Posted on : 07-02-2011 | By : Frank Eliason | In : Business, Customer Service
I decided this week it was time to get a new car for my wife. We have had the same Volvo for 9 years and it has served us well, but with upcoming inspection which would cost a lot, it was time to think of a new car. We have done well with a station wagon and wanted to find something similar. I debated a Volvo, but I wish they were still owned by Ford. In reviewing the current offerings I decided it would be between a Toyota Venza or Audi A4 Avant. I think both are nice cars with many features. So I decided to contact a few dealers. Audi of Willow Grove shocked me when Brett Pomerantz, their Internet Sales Manager responded to my email on a Sunday. As many of you are aware, I believe a key part to service is speed of response. We had a nice dialogue, even though the basic part of the response was a team member of his would contact me Monday. We even discussed social media and car dealers. So on Sunday I contacted 8 dealers and all sent auto responders with follow up calls today. The funny thing about the calls, none recognized my preference is email, and no I do not want to come into the dealer if I can avoid it! Old school sales techniques do not always work. Contact me the way I prefer to be contacted. My wife stopped by the dealer at lunch today, test drove the car and they assessed the trade. I have yet to visit the dealer and we have a signed purchase order. The sales manager called me with the numbers, and within a few minutes of conversation we had a deal. I would bet it was inexpensive sale for them as well. Of course I had numbers I was comfortable with prior to reaching out, so I do think the internet helps with the overall experience. I still doubt we would be at this stage if I did not build a connection to Brett last night with a few email exchanged. Simply put he earned trust which helped the dealer close the deal (even though he was away at a conference today).

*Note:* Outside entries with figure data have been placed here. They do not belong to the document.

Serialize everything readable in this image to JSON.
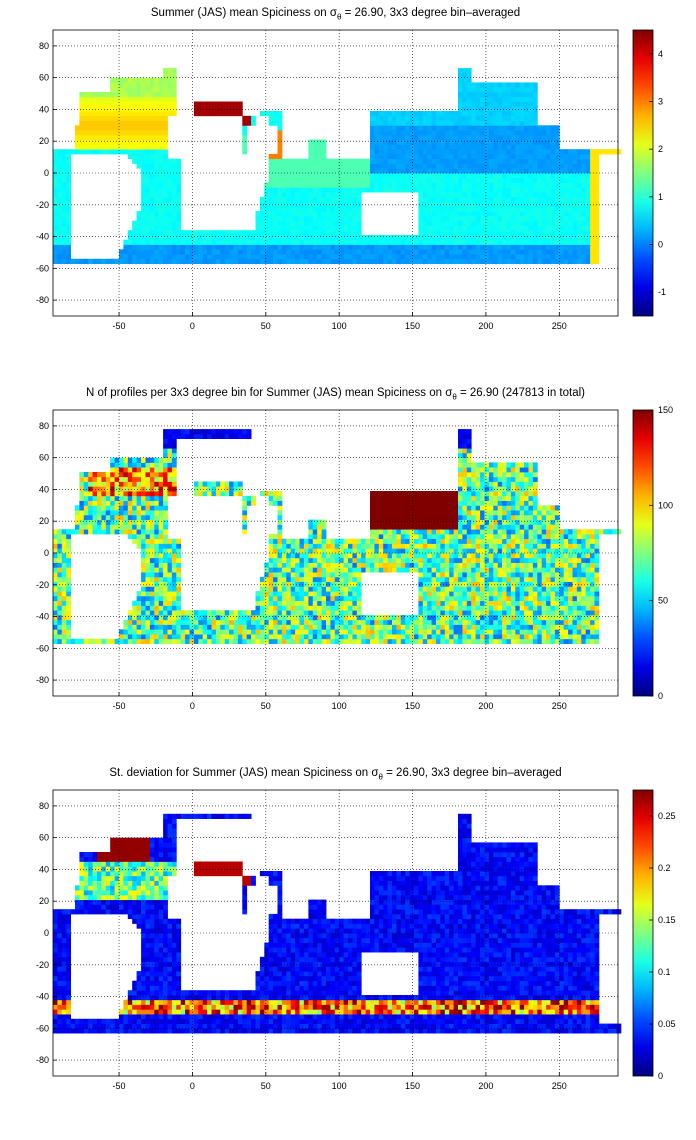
{
  "chart_data": [
    {
      "type": "heatmap",
      "title_pre": "Summer (JAS) mean Spiciness on ",
      "title_sym": "σ",
      "title_sub": "θ",
      "title_post": " = 26.90, 3x3 degree bin–averaged",
      "xlim": [
        -95,
        290
      ],
      "ylim": [
        -90,
        90
      ],
      "xticks": [
        "-50",
        "0",
        "50",
        "100",
        "150",
        "200",
        "250"
      ],
      "yticks": [
        "80",
        "60",
        "40",
        "20",
        "0",
        "-20",
        "-40",
        "-60",
        "-80"
      ],
      "colorbar": {
        "min": -1.5,
        "max": 4.5,
        "ticks": [
          "4",
          "3",
          "2",
          "1",
          "0",
          "-1"
        ]
      },
      "grid": true,
      "colormap": "jet",
      "bin_size_degrees": 3
    },
    {
      "type": "heatmap",
      "title_pre": "N of profiles per 3x3 degree bin for Summer (JAS) mean Spiciness on ",
      "title_sym": "σ",
      "title_sub": "θ",
      "title_post": " = 26.90 (247813 in total)",
      "xlim": [
        -95,
        290
      ],
      "ylim": [
        -90,
        90
      ],
      "xticks": [
        "-50",
        "0",
        "50",
        "100",
        "150",
        "200",
        "250"
      ],
      "yticks": [
        "80",
        "60",
        "40",
        "20",
        "0",
        "-20",
        "-40",
        "-60",
        "-80"
      ],
      "colorbar": {
        "min": 0,
        "max": 150,
        "ticks": [
          "150",
          "100",
          "50",
          "0"
        ]
      },
      "grid": true,
      "colormap": "jet",
      "total_profiles": 247813
    },
    {
      "type": "heatmap",
      "title_pre": "St. deviation for Summer (JAS) mean Spiciness on ",
      "title_sym": "σ",
      "title_sub": "θ",
      "title_post": " = 26.90, 3x3 degree bin–averaged",
      "xlim": [
        -95,
        290
      ],
      "ylim": [
        -90,
        90
      ],
      "xticks": [
        "-50",
        "0",
        "50",
        "100",
        "150",
        "200",
        "250"
      ],
      "yticks": [
        "80",
        "60",
        "40",
        "20",
        "0",
        "-20",
        "-40",
        "-60",
        "-80"
      ],
      "colorbar": {
        "min": 0,
        "max": 0.275,
        "ticks": [
          "0.25",
          "0.2",
          "0.15",
          "0.1",
          "0.05",
          "0"
        ]
      },
      "grid": true,
      "colormap": "jet"
    }
  ]
}
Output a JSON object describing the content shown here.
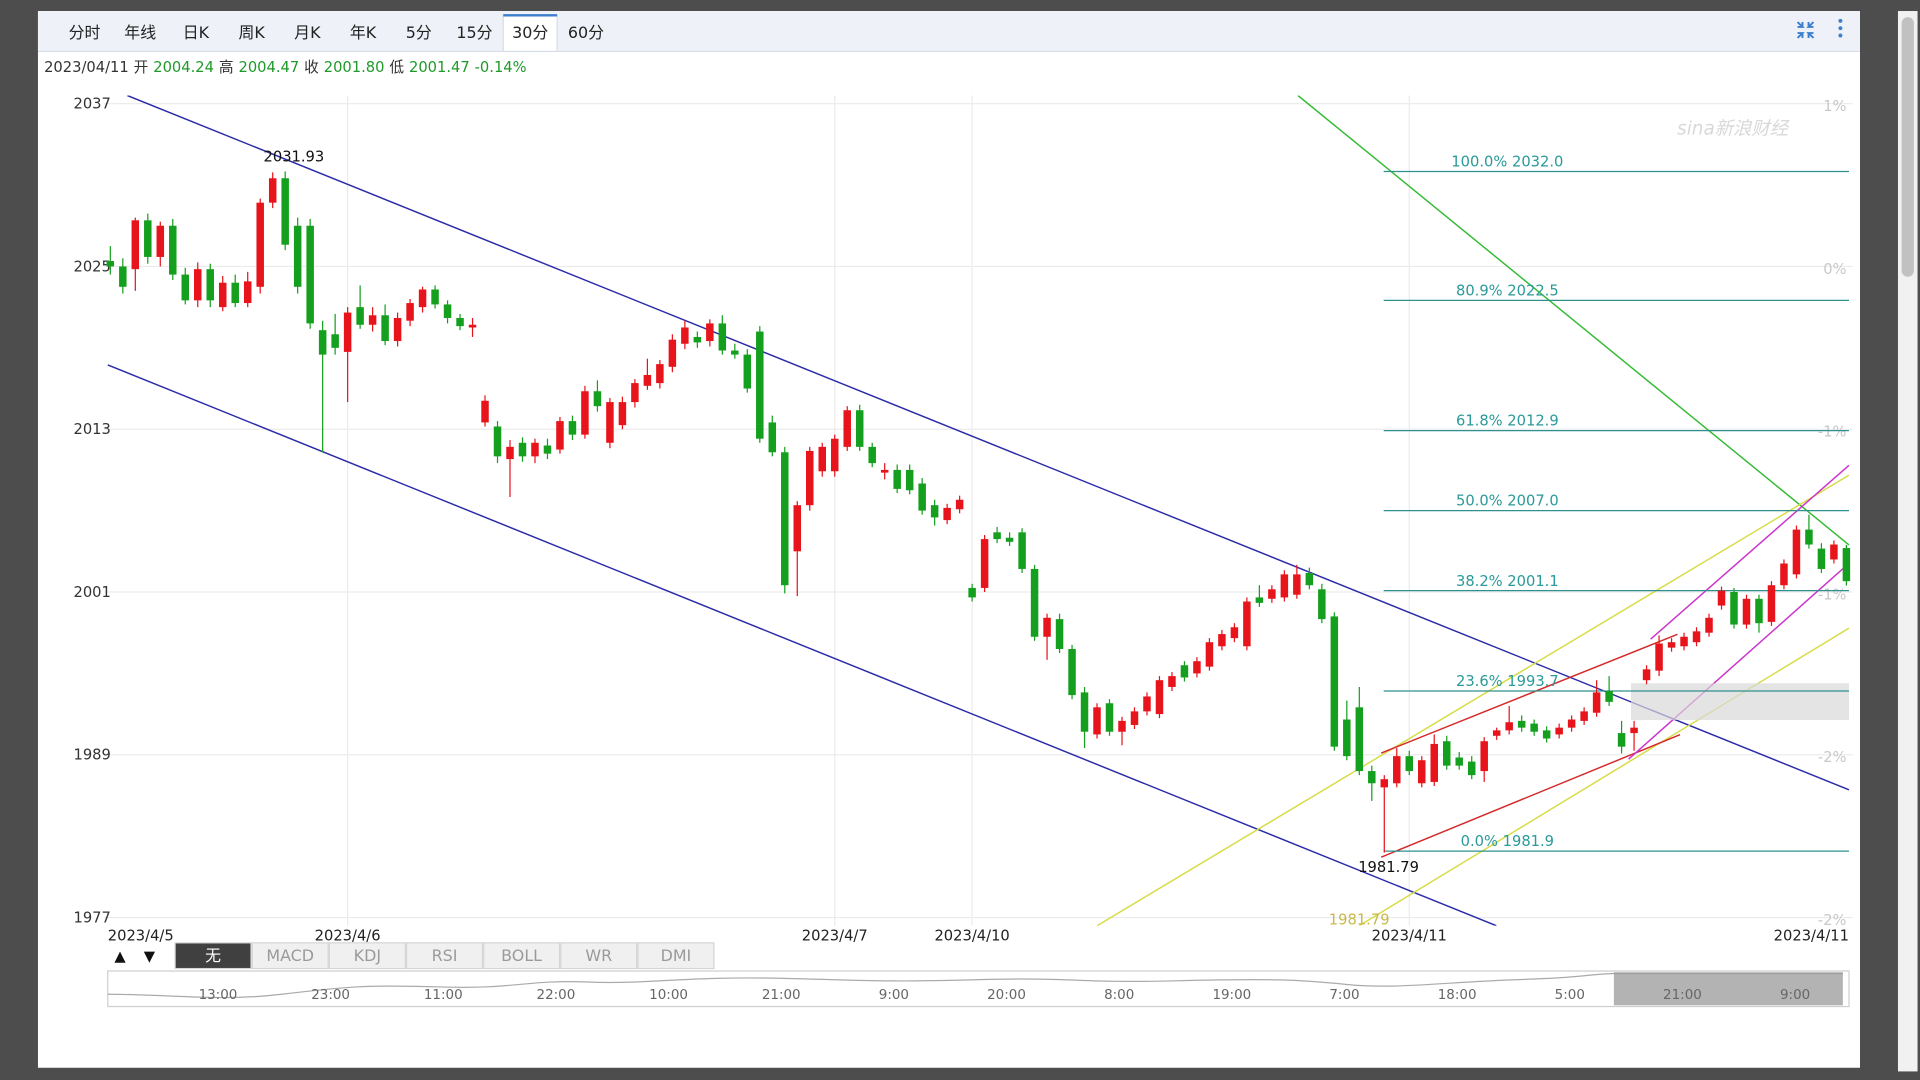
{
  "chart_data": {
    "type": "candlestick",
    "period_tabs": [
      "分时",
      "年线",
      "日K",
      "周K",
      "月K",
      "年K",
      "5分",
      "15分",
      "30分",
      "60分"
    ],
    "selected_tab": "30分",
    "quote": {
      "date": "2023/04/11",
      "items": [
        {
          "label": "开",
          "value": "2004.24"
        },
        {
          "label": "高",
          "value": "2004.47"
        },
        {
          "label": "收",
          "value": "2001.80"
        },
        {
          "label": "低",
          "value": "2001.47"
        }
      ],
      "change": "-0.14%"
    },
    "watermark": "sina新浪财经",
    "up_color": "#e8141c",
    "down_color": "#14a01e",
    "grid": true,
    "ylim": [
      1976.4,
      2037.6
    ],
    "yticks": [
      2037,
      2025,
      2013,
      2001,
      1989,
      1977
    ],
    "y2ticklabels": [
      "1%",
      "0%",
      "-1%",
      "-1%",
      "-2%",
      "-2%"
    ],
    "categories": [
      "2023/4/5",
      null,
      null,
      null,
      null,
      null,
      null,
      null,
      null,
      null,
      null,
      null,
      null,
      null,
      null,
      null,
      null,
      null,
      null,
      "2023/4/6",
      null,
      null,
      null,
      null,
      null,
      null,
      null,
      null,
      null,
      null,
      null,
      null,
      null,
      null,
      null,
      null,
      null,
      null,
      null,
      null,
      null,
      null,
      null,
      null,
      null,
      null,
      null,
      null,
      null,
      null,
      null,
      null,
      null,
      null,
      null,
      null,
      null,
      null,
      "2023/4/7",
      null,
      null,
      null,
      null,
      null,
      null,
      null,
      null,
      null,
      null,
      "2023/4/10",
      null,
      null,
      null,
      null,
      null,
      null,
      null,
      null,
      null,
      null,
      null,
      null,
      null,
      null,
      null,
      null,
      null,
      null,
      null,
      null,
      null,
      null,
      null,
      null,
      null,
      null,
      null,
      null,
      null,
      null,
      null,
      null,
      null,
      null,
      "2023/4/11",
      null,
      null,
      null,
      null,
      null,
      null,
      null,
      null,
      null,
      null,
      null,
      null,
      null,
      null,
      null,
      null,
      null,
      null,
      null,
      null,
      null,
      null,
      null,
      null,
      null,
      null,
      null,
      null,
      null,
      null,
      null,
      null,
      null,
      null,
      "2023/4/11"
    ],
    "ohlc": [
      [
        2025.4,
        2026.5,
        2024.4,
        2025.0
      ],
      [
        2025.0,
        2025.6,
        2023.0,
        2023.5
      ],
      [
        2024.8,
        2028.6,
        2023.2,
        2028.4
      ],
      [
        2028.4,
        2028.9,
        2025.2,
        2025.7
      ],
      [
        2025.7,
        2028.3,
        2025.0,
        2028.0
      ],
      [
        2028.0,
        2028.5,
        2024.0,
        2024.4
      ],
      [
        2024.4,
        2024.9,
        2022.2,
        2022.5
      ],
      [
        2022.5,
        2025.3,
        2022.0,
        2024.8
      ],
      [
        2024.8,
        2025.2,
        2022.0,
        2022.5
      ],
      [
        2022.0,
        2024.3,
        2021.7,
        2023.8
      ],
      [
        2023.8,
        2024.4,
        2022.0,
        2022.3
      ],
      [
        2022.3,
        2024.6,
        2022.0,
        2023.9
      ],
      [
        2023.5,
        2030.0,
        2023.0,
        2029.7
      ],
      [
        2029.7,
        2031.93,
        2029.3,
        2031.5
      ],
      [
        2031.5,
        2032.0,
        2026.2,
        2026.6
      ],
      [
        2028.0,
        2028.6,
        2023.0,
        2023.5
      ],
      [
        2028.0,
        2028.5,
        2020.4,
        2020.8
      ],
      [
        2020.3,
        2021.0,
        2011.3,
        2018.5
      ],
      [
        2020.0,
        2021.5,
        2018.5,
        2019.0
      ],
      [
        2018.7,
        2022.0,
        2015.0,
        2021.6
      ],
      [
        2022.0,
        2023.6,
        2020.4,
        2020.7
      ],
      [
        2020.7,
        2022.0,
        2020.2,
        2021.4
      ],
      [
        2021.4,
        2022.2,
        2019.2,
        2019.5
      ],
      [
        2019.5,
        2021.6,
        2019.1,
        2021.2
      ],
      [
        2021.0,
        2022.6,
        2020.6,
        2022.3
      ],
      [
        2022.0,
        2023.5,
        2021.6,
        2023.3
      ],
      [
        2023.3,
        2023.6,
        2021.9,
        2022.2
      ],
      [
        2022.2,
        2022.5,
        2020.8,
        2021.2
      ],
      [
        2021.2,
        2021.5,
        2020.3,
        2020.6
      ],
      [
        2020.5,
        2021.2,
        2019.8,
        2020.7
      ],
      [
        2013.5,
        2015.5,
        2013.2,
        2015.1
      ],
      [
        2013.2,
        2013.6,
        2010.5,
        2011.0
      ],
      [
        2010.8,
        2012.2,
        2008.0,
        2011.7
      ],
      [
        2012.0,
        2012.4,
        2010.6,
        2011.0
      ],
      [
        2011.0,
        2012.3,
        2010.5,
        2012.0
      ],
      [
        2011.8,
        2012.3,
        2010.8,
        2011.2
      ],
      [
        2011.5,
        2013.9,
        2011.2,
        2013.6
      ],
      [
        2013.6,
        2014.0,
        2012.2,
        2012.6
      ],
      [
        2012.6,
        2016.2,
        2012.3,
        2015.8
      ],
      [
        2015.8,
        2016.6,
        2014.3,
        2014.7
      ],
      [
        2012.0,
        2015.3,
        2011.6,
        2015.0
      ],
      [
        2013.3,
        2015.4,
        2013.0,
        2015.0
      ],
      [
        2015.0,
        2016.7,
        2014.6,
        2016.4
      ],
      [
        2016.2,
        2018.2,
        2015.9,
        2017.0
      ],
      [
        2016.4,
        2018.1,
        2016.0,
        2017.8
      ],
      [
        2017.6,
        2020.0,
        2017.2,
        2019.6
      ],
      [
        2019.3,
        2021.0,
        2018.9,
        2020.5
      ],
      [
        2019.8,
        2020.2,
        2019.0,
        2019.4
      ],
      [
        2019.5,
        2021.1,
        2019.1,
        2020.8
      ],
      [
        2020.8,
        2021.4,
        2018.5,
        2018.8
      ],
      [
        2018.8,
        2019.3,
        2018.2,
        2018.5
      ],
      [
        2018.5,
        2018.9,
        2015.7,
        2016.0
      ],
      [
        2020.2,
        2020.6,
        2012.0,
        2012.3
      ],
      [
        2013.5,
        2014.0,
        2011.0,
        2011.3
      ],
      [
        2011.3,
        2011.7,
        2000.9,
        2001.5
      ],
      [
        2004.0,
        2007.7,
        2000.7,
        2007.4
      ],
      [
        2007.4,
        2011.7,
        2007.0,
        2011.4
      ],
      [
        2009.9,
        2012.0,
        2009.5,
        2011.7
      ],
      [
        2009.9,
        2012.6,
        2009.5,
        2012.3
      ],
      [
        2011.7,
        2014.7,
        2011.4,
        2014.4
      ],
      [
        2014.4,
        2014.8,
        2011.4,
        2011.7
      ],
      [
        2011.7,
        2012.0,
        2010.2,
        2010.5
      ],
      [
        2009.8,
        2010.5,
        2009.3,
        2010.0
      ],
      [
        2010.0,
        2010.4,
        2008.3,
        2008.6
      ],
      [
        2010.0,
        2010.4,
        2008.2,
        2008.5
      ],
      [
        2009.0,
        2009.4,
        2006.7,
        2007.0
      ],
      [
        2007.4,
        2007.8,
        2005.9,
        2006.5
      ],
      [
        2006.3,
        2007.5,
        2006.0,
        2007.2
      ],
      [
        2007.1,
        2008.1,
        2006.8,
        2007.8
      ],
      [
        2001.3,
        2001.6,
        2000.3,
        2000.6
      ],
      [
        2001.3,
        2005.2,
        2001.0,
        2004.9
      ],
      [
        2005.4,
        2005.8,
        2004.6,
        2004.9
      ],
      [
        2005.0,
        2005.4,
        2004.4,
        2004.7
      ],
      [
        2005.4,
        2005.7,
        2002.4,
        2002.7
      ],
      [
        2002.7,
        2003.0,
        1997.4,
        1997.7
      ],
      [
        1997.7,
        1999.4,
        1996.0,
        1999.1
      ],
      [
        1999.0,
        1999.4,
        1996.5,
        1996.8
      ],
      [
        1996.8,
        1997.1,
        1993.1,
        1993.4
      ],
      [
        1993.6,
        1994.0,
        1989.5,
        1990.7
      ],
      [
        1990.5,
        1992.8,
        1990.2,
        1992.5
      ],
      [
        1992.8,
        1993.1,
        1990.4,
        1990.7
      ],
      [
        1990.7,
        1991.8,
        1989.7,
        1991.5
      ],
      [
        1991.2,
        1992.5,
        1990.9,
        1992.2
      ],
      [
        1992.2,
        1993.6,
        1991.9,
        1993.3
      ],
      [
        1992.0,
        1994.8,
        1991.7,
        1994.5
      ],
      [
        1994.0,
        1995.1,
        1993.7,
        1994.8
      ],
      [
        1995.6,
        1995.9,
        1994.4,
        1994.7
      ],
      [
        1995.0,
        1996.2,
        1994.7,
        1995.9
      ],
      [
        1995.5,
        1997.6,
        1995.2,
        1997.3
      ],
      [
        1997.0,
        1998.2,
        1996.7,
        1997.9
      ],
      [
        1997.6,
        1998.7,
        1997.3,
        1998.4
      ],
      [
        1997.0,
        2000.6,
        1996.7,
        2000.3
      ],
      [
        2000.6,
        2001.5,
        1999.9,
        2000.2
      ],
      [
        2000.5,
        2001.5,
        2000.2,
        2001.2
      ],
      [
        2000.6,
        2002.6,
        2000.3,
        2002.3
      ],
      [
        2000.8,
        2003.0,
        2000.5,
        2002.3
      ],
      [
        2002.4,
        2002.8,
        2001.2,
        2001.5
      ],
      [
        2001.2,
        2001.6,
        1998.7,
        1999.0
      ],
      [
        1999.2,
        1999.5,
        1989.3,
        1989.6
      ],
      [
        1991.6,
        1993.0,
        1988.6,
        1988.9
      ],
      [
        1992.5,
        1994.0,
        1987.5,
        1987.8
      ],
      [
        1987.8,
        1988.2,
        1985.6,
        1986.9
      ],
      [
        1986.6,
        1987.5,
        1981.79,
        1987.2
      ],
      [
        1986.9,
        1989.5,
        1986.6,
        1988.9
      ],
      [
        1988.9,
        1989.3,
        1987.5,
        1987.8
      ],
      [
        1986.9,
        1988.9,
        1986.6,
        1988.6
      ],
      [
        1987.0,
        1990.5,
        1986.7,
        1989.8
      ],
      [
        1990.0,
        1990.4,
        1987.9,
        1988.2
      ],
      [
        1988.8,
        1989.2,
        1987.9,
        1988.2
      ],
      [
        1988.5,
        1988.9,
        1987.2,
        1987.5
      ],
      [
        1987.8,
        1990.3,
        1987.0,
        1990.0
      ],
      [
        1990.4,
        1991.0,
        1990.1,
        1990.8
      ],
      [
        1990.8,
        1992.6,
        1990.5,
        1991.4
      ],
      [
        1991.5,
        1991.9,
        1990.7,
        1991.0
      ],
      [
        1991.3,
        1991.6,
        1990.4,
        1990.7
      ],
      [
        1990.8,
        1991.1,
        1989.9,
        1990.2
      ],
      [
        1990.5,
        1991.3,
        1990.2,
        1991.0
      ],
      [
        1991.0,
        1991.9,
        1990.7,
        1991.6
      ],
      [
        1991.5,
        1992.5,
        1991.2,
        1992.2
      ],
      [
        1992.1,
        1994.5,
        1991.8,
        1993.6
      ],
      [
        1993.7,
        1994.8,
        1992.6,
        1992.9
      ],
      [
        1990.6,
        1991.5,
        1989.1,
        1989.6
      ],
      [
        1990.6,
        1991.5,
        1989.3,
        1991.0
      ],
      [
        1994.5,
        1995.6,
        1994.2,
        1995.3
      ],
      [
        1995.2,
        1997.8,
        1994.8,
        1997.2
      ],
      [
        1996.9,
        1997.6,
        1996.6,
        1997.3
      ],
      [
        1997.0,
        1998.0,
        1996.7,
        1997.7
      ],
      [
        1997.3,
        1998.4,
        1997.0,
        1998.1
      ],
      [
        1998.0,
        1999.4,
        1997.7,
        1999.1
      ],
      [
        2000.0,
        2001.4,
        1999.7,
        2001.1
      ],
      [
        2001.0,
        2001.3,
        1998.3,
        1998.6
      ],
      [
        1998.6,
        2000.8,
        1998.3,
        2000.5
      ],
      [
        2000.5,
        2000.8,
        1998.0,
        1998.7
      ],
      [
        1998.8,
        2001.8,
        1998.5,
        2001.5
      ],
      [
        2001.5,
        2003.4,
        2001.2,
        2003.1
      ],
      [
        2002.3,
        2005.9,
        2002.0,
        2005.6
      ],
      [
        2005.6,
        2006.7,
        2004.2,
        2004.5
      ],
      [
        2004.2,
        2004.6,
        2002.4,
        2002.7
      ],
      [
        2003.4,
        2004.8,
        2003.1,
        2004.5
      ],
      [
        2004.24,
        2004.47,
        2001.47,
        2001.8
      ]
    ],
    "fib_levels": [
      {
        "label": "100.0% 2032.0",
        "value": 2032.0
      },
      {
        "label": "80.9% 2022.5",
        "value": 2022.5
      },
      {
        "label": "61.8% 2012.9",
        "value": 2012.9
      },
      {
        "label": "50.0% 2007.0",
        "value": 2007.0
      },
      {
        "label": "38.2% 2001.1",
        "value": 2001.1
      },
      {
        "label": "23.6% 1993.7",
        "value": 1993.7
      },
      {
        "label": "0.0% 1981.9",
        "value": 1981.9
      }
    ],
    "annotations": [
      "2031.93",
      "1981.79",
      "1981.79"
    ],
    "indicator_tabs": [
      "▲",
      "▼",
      "无",
      "MACD",
      "KDJ",
      "RSI",
      "BOLL",
      "WR",
      "DMI"
    ],
    "navigator_labels": [
      "13:00",
      "23:00",
      "11:00",
      "22:00",
      "10:00",
      "21:00",
      "9:00",
      "20:00",
      "8:00",
      "19:00",
      "7:00",
      "18:00",
      "5:00",
      "21:00",
      "9:00"
    ]
  }
}
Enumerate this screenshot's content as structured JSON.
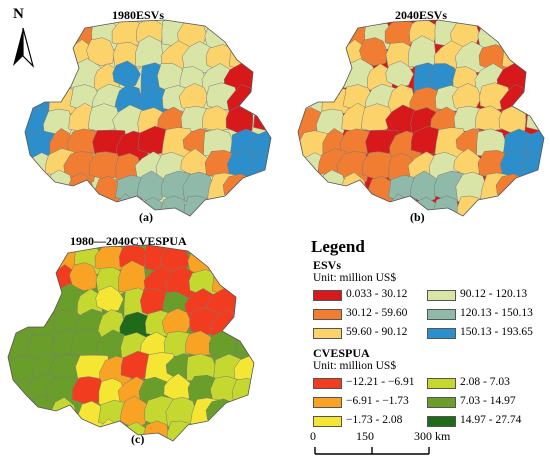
{
  "maps": {
    "a": {
      "title": "1980ESVs",
      "tag": "(a)"
    },
    "b": {
      "title": "2040ESVs",
      "tag": "(b)"
    },
    "c": {
      "title": "1980—2040CVESPUA",
      "tag": "(c)"
    }
  },
  "north_arrow": {
    "label": "N"
  },
  "legend": {
    "title": "Legend",
    "esvs": {
      "title": "ESVs",
      "unit": "Unit:  million US$",
      "classes": [
        {
          "label": "0.033 - 30.12",
          "color": "#d7191c"
        },
        {
          "label": "30.12 - 59.60",
          "color": "#f07d32"
        },
        {
          "label": "59.60 - 90.12",
          "color": "#fbd36a"
        },
        {
          "label": "90.12 - 120.13",
          "color": "#d8e5a6"
        },
        {
          "label": "120.13 - 150.13",
          "color": "#8fb9a8"
        },
        {
          "label": "150.13 - 193.65",
          "color": "#2c8ecb"
        }
      ]
    },
    "cvespua": {
      "title": "CVESPUA",
      "unit": "Unit: million US$",
      "classes": [
        {
          "label": "−12.21 - −6.91",
          "color": "#f23c1f"
        },
        {
          "label": "−6.91 - −1.73",
          "color": "#f8a323"
        },
        {
          "label": "−1.73 - 2.08",
          "color": "#f5e633"
        },
        {
          "label": "2.08 - 7.03",
          "color": "#c5d830"
        },
        {
          "label": "7.03 - 14.97",
          "color": "#6a9e2a"
        },
        {
          "label": "14.97 - 27.74",
          "color": "#1f6b1a"
        }
      ]
    }
  },
  "scale_bar": {
    "ticks": [
      "0",
      "150",
      "300 km"
    ]
  }
}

This is not why I am writing this post, although it does fit in what I look for in Customer Service and sales. Last night I twittered out a question about what car I should get. After doing so I had a number of car dealer accounts follow me. This is a great way to possibly drum up sales, but then I looked at their feeds. They basically twittered out info on the cars and deals. They are really missing the boat. Imagine if they had sales people out here? Just like the speed of Brett’s email shocked me, they could have engaged in conversation. With the right speed and approach they could have easily won me over. It is not saying come buy from me, or following someone that matters. They could easily engage in a helpful dialogue regarding the buying experience or even say something like ‘let me know if you need any help with the car buying process.’ The key is this comes better from actual people not the generic dealer twitter account.
Have you seen a car dealer take this approach? I think this would be a good experience but other may disagree. I look forward to your comments.